Morto anche Abu Umar nell’aprile 2010, il comando passò ad Abu Bakr
al-Baghdadi, il quale, cogliendo le opportunità derivanti dalla crisi
nella vicina Siria, in atto dal marzo 2011, ampliò l’area delle
operazioni anche a quest’ultimo Stato e cambiò, nell’aprile 2013, la
denominazione dell’organizzazione da ISI ad ISIS (o ISIL), a sancire il
fatto che Iraq e Siria costituivano un tutt’uno. Il resto è storia degli
ultimi mesi, con la proclamazione del Califfato dello Stato Islamico
(29 giugno 2014), le straordinarie conquiste territoriali dei mesi
successivi ed il conseguente intervento di una coalizione
arabo-occidentale che solo in parte è riuscita ad arrestarne la spinta
espansiva. Naturalmente i successi ottenuti sul campo hanno accresciuto
il prestigio dell’IS e, per contro, oscurato la stella di al-Qaeda,
innescando una competizione tra le due sigle del terrore [7] che, pur
perseguendo le medesime finalità (vale a dire la lotta agli infedeli
attraverso il jihad e l’imposizione della sharia), rischia di compromettere definitivamente i rapporti. Ma quali sono, nello specifico, queste differenze?
Il primo grande motivo di differenziazione è di tipo organizzativo: al-Qaeda è un network
moderno, snello e scarsamente centralizzato al quale aderiscono, o
perlomeno hanno aderito, cellule e gruppi attivi dai monti dell’Atlante
alle foreste delle Filippine e che, di conseguenza, dal punto di vista
operativo godono di elevata libertà; se questo li rende difficili da
individuare e da bloccare (tanto più che le loro azioni sono ispirate
dai principi della guerra asimmetrica), d’altro canto impedisce loro di
coordinare adeguatamente gli sforzi ed, in ultima analisi, limita la
loro capacità di incidere realmente sullo scenario internazionale.
L’IS,
consapevole di queste “controindicazioni”, ha perciò puntato sul ben
più tradizionale modello statuale, con tutti i vantaggi e gli svantaggi
che ne conseguono; in particolare, dal punto di vista militare, lo Stato
Islamico ha optato per la creazione di un esercito territoriale che,
seppur composto in larga parte dai cosiddetti foreign fighters,
opera su un determinato territorio [8] mescolando tattiche classiche
(assedi, bombardamenti di artiglieria, etc.) ad altre tipiche del
terrorismo (autobombe, attacchi suicidi, etc.).
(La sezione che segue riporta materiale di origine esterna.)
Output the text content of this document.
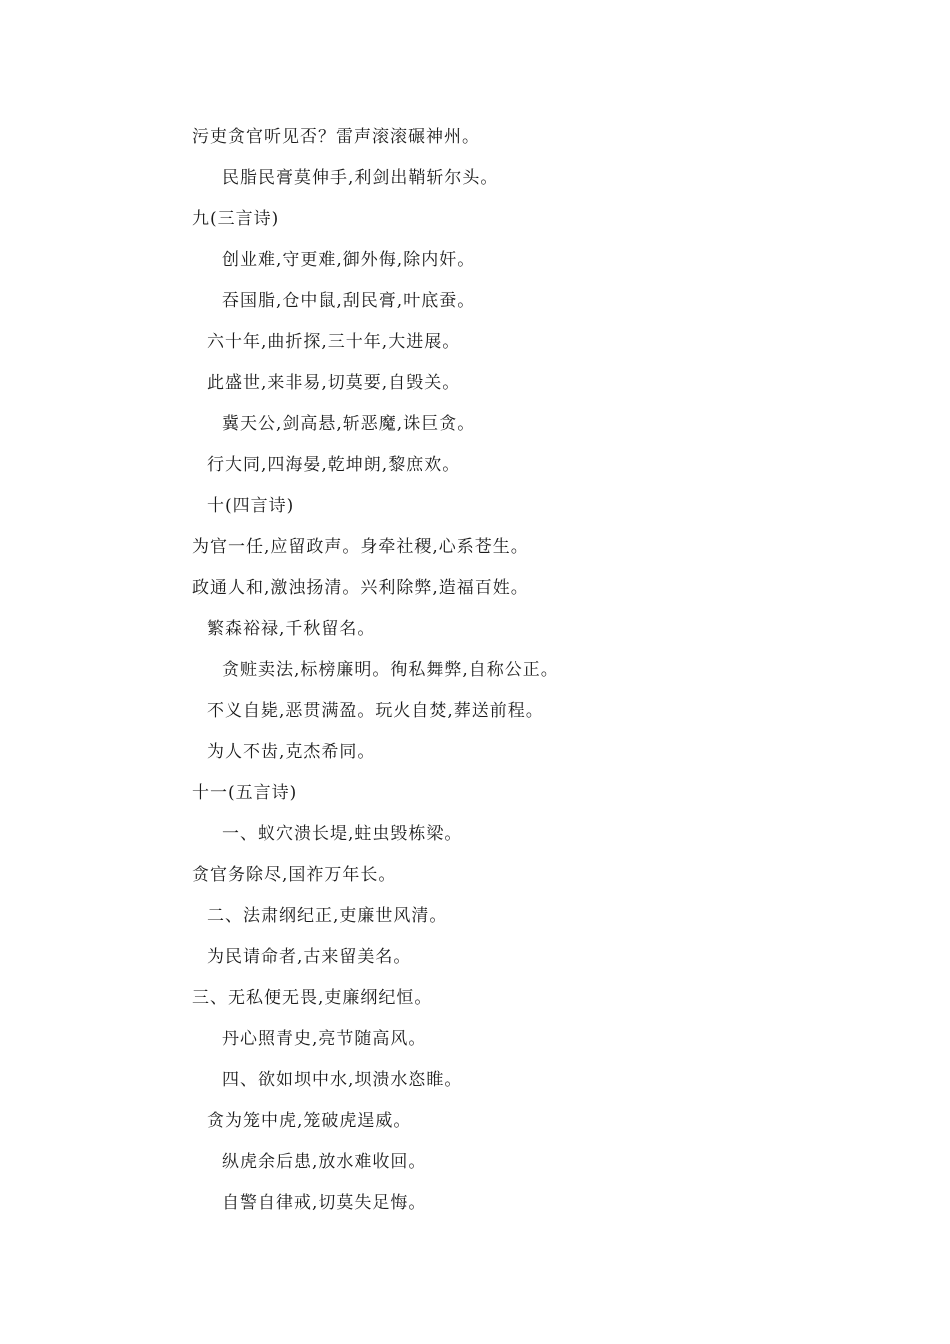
污吏贪官听见否？雷声滚滚碾神州。
民脂民膏莫伸手,利剑出鞘斩尔头。
九(三言诗)
创业难,守更难,御外侮,除内奸。
吞国脂,仓中鼠,刮民膏,叶底蚕。
六十年,曲折探,三十年,大进展。
此盛世,来非易,切莫要,自毁关。
冀天公,剑高悬,斩恶魔,诛巨贪。
行大同,四海晏,乾坤朗,黎庶欢。
十(四言诗)
为官一任,应留政声。身牵社稷,心系苍生。
政通人和,激浊扬清。兴利除弊,造福百姓。
繁森裕禄,千秋留名。
贪赃卖法,标榜廉明。徇私舞弊,自称公正。
不义自毙,恶贯满盈。玩火自焚,葬送前程。
为人不齿,克杰希同。
十一(五言诗)
一、蚁穴溃长堤,蛀虫毁栋梁。
贪官务除尽,国祚万年长。
二、法肃纲纪正,吏廉世风清。
为民请命者,古来留美名。
三、无私便无畏,吏廉纲纪恒。
丹心照青史,亮节随高风。
四、欲如坝中水,坝溃水恣睢。
贪为笼中虎,笼破虎逞威。
纵虎余后患,放水难收回。
自警自律戒,切莫失足悔。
In relazione poi al
fatto che pure l’IS non abbia disdegnato di internazionalizzare il
proprio brand, affiliando gruppi sparsi per il mondo (sovente
strappandoli ad al-Qaeda), va precisato che questi ultimi, nel momento
di aderire, hanno fatto propri gli obiettivi dello stesso IS,
proclamando la nascita di altrettanti emirati e califfati destinati a
confluire in un unico, grande califfato globale esteso su tutti i
territori in cui l’Islam è storicamente stato presente. Quello del
territorio è dunque il secondo grande punto di differenziazione: mentre
al-Qaeda non ha mai avuto come obiettivo la realizzazione di uno Stato,
l’ISI-ISIS-IS l’ha perseguito con determinazione sin dal 2006 e,
soprattutto, l’ha fatto partendo dal cuore arabo dell’Islam e non dalle
sperdute periferie centrasiatiche o africane [9].
La
ritrovata centralità dell’elemento arabo è, a sua volta, il terzo
elemento di novità e basta a dimostrarlo il numero di combattenti arabi
presenti nelle schiere del Califfo: si stima siano circa 17mila (3mila
dei quali dalla sola Tunisia) su un totale calcolato in 20mila unità,
con i rimanenti 3mila appartenenti ad altri gruppi etnici (ceceni,
bosniaci, albanesi, etc.) [10].
Il
quarto ed ultimo aspetto di novità è quello relativo alle fonti di
finanziamento: mentre al-Qaeda dipendeva fortemente dai soldi elargiti
dai tanto ricchi quanto oscuri donatori dei Paesi del Golfo (tra i quali
può a buon a buon diritto essere annoverato lo stesso fondatore, Osama
bin Laden) e da quelli raccolti attraverso charity islamiche
sparse nel mondo, lo Stato Islamico può contare su fonti decisamente più
diversificate e strutturate. A riguardo il FATF (Financial Action Task
Force), in un interessante Report di recente pubblicazione, segnala come
ISIL
earns revenue primarily from five sources, listed in order of
magnitude: (1) illicit proceeds from occupation of territory, such as
bank looting, extortion, control of oil fields and refineries, and
robbery of economic assets and illicit taxation of goods and cash that
transit territory where ISIL operates; (2) kidnapping for ransom; (3)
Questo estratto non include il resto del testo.